Right, I don't doubt that. But the reality is that medicine is not for everyone in general, and if you are in the position with a poor MCAT/GPA that you are only considering some long-shots in the US or Caribbean, there's a lot more to unpack there before jettisoning off to the first school that tosses an acceptance in your direction.

I'm also writing from the perspective of someone who considers medicine to be "just a job" and doesn't find most of it particularly interesting or enjoyable. 

Residency positions also appear to be getting increasingly precarious in Canada alone, from a CMG perspective. Not to mention adding on a couple hundred thousand more in debt and astronomically more uncertainty should someone seriously contemplate the US or Caribbean, with visa issues, tropical storms (see Carib school not too long ago, that had their students on a cruise ship until they could find an arrangement with some DO school to share resources temporarily), the grind of the training process and then having to travel all over the place for rotations and having to constantly ingratiate your superiors as you hope for an eval that is more than a nondescript one-liner. There's also the burden of the Step exams that one would have to take and which have serious implications with respect to residency options. Doesn't sound like a particularly attractive lifestyle to endure as you continue to rationalize your doubts away in pursuit of that ever elusive carrot on a stick.

Not everyone who goes to the Caribbean or US as a Canadian is going to become a well-remunerated surgeon, internal medicine subspecialist, radiologist, or dermatologist. And what about those fellowships or graduate degrees? The ability to choose where you want to work? I also don't have much faith in the prospect of utilizing student loans to profit from them. I'm sure it's possible, but would wager it is incredibly uncommon...not to mention another source of risk and uncertainty in addition to everything outlined above. 

I'm also not entirely sure where a Canadian undergraduate student would acquire a cool $400-500K CAD to finance such an endeavour. Not everyone would have access to extensive family funds to bridge the gap left by inadequate student loans or meet the criteria for the few scholarships available. And what about the exchange ratio of the Canadian dollar...this isn't exactly a rosy picture being built.

The point isn't to be entirely risk-averse, but to be well-informed and comprehensively evaluate the situation at hand, prior to undertaking a risk that one must be personally comfortable with bearing and willing to endure the potential consequences of.
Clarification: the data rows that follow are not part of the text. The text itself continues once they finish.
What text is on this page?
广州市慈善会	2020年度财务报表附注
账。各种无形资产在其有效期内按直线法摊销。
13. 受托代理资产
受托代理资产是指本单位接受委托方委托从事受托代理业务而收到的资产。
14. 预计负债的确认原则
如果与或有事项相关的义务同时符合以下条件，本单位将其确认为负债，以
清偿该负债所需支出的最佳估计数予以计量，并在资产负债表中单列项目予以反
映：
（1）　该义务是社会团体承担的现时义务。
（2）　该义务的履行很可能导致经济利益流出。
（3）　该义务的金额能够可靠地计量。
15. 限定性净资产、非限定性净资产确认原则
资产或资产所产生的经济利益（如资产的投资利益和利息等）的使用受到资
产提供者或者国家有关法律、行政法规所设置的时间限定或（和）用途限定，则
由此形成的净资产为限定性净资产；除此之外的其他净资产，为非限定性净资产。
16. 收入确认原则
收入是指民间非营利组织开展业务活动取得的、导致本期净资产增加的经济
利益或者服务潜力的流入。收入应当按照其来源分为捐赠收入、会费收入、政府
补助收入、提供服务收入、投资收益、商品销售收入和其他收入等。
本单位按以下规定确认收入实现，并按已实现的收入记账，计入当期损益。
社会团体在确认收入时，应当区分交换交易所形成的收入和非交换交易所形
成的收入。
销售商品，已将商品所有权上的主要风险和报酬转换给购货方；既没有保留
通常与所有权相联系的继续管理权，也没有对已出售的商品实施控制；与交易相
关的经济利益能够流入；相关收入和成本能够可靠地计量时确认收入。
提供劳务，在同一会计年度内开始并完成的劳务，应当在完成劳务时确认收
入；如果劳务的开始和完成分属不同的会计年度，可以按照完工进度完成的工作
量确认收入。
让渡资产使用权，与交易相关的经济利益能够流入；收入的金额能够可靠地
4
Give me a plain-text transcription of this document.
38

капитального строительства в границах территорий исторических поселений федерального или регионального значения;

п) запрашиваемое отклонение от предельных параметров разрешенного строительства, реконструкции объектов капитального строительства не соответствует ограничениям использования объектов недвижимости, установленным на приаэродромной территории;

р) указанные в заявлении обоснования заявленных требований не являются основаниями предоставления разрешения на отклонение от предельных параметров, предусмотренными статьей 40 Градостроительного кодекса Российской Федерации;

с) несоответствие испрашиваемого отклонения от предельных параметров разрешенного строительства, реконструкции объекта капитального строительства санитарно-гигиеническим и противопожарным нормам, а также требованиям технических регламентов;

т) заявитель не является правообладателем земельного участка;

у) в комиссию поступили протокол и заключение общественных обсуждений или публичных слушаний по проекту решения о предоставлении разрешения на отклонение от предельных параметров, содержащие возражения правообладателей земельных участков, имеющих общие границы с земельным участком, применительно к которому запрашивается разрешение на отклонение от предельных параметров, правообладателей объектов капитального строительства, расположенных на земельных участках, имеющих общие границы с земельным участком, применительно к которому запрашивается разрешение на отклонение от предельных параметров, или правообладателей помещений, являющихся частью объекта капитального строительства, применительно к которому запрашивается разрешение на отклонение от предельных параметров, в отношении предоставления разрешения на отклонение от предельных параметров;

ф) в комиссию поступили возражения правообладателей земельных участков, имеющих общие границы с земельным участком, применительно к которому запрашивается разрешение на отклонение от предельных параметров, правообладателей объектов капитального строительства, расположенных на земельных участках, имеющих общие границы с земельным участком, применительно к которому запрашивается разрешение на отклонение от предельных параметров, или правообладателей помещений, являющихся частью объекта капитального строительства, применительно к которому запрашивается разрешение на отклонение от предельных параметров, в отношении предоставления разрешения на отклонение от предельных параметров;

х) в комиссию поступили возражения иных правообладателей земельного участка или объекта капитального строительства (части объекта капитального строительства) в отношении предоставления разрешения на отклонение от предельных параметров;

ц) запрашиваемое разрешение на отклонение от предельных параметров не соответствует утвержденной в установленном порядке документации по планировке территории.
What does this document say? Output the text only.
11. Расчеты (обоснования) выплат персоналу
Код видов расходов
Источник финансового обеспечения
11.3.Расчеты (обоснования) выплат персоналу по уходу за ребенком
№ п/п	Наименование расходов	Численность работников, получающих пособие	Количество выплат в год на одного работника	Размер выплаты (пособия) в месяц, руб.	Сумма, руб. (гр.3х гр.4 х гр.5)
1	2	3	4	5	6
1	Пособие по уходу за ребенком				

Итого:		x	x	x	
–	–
You're mixing 2 things up. Low mcat/gpa won't get you into the US. And going to the carib = ~40% chance of failure (at least) vs USA 5% chance. 

You can make mid to high 6 figures as a family doc if you play your cards right. There are docs doing it right now (ex. high volume FHOs). And hence the loans are well worthwhile. 

However I do agree with the visa issues and for that reason I think going to the US will soon become an unwise option. Carib has always been and will be even more of a terrible option.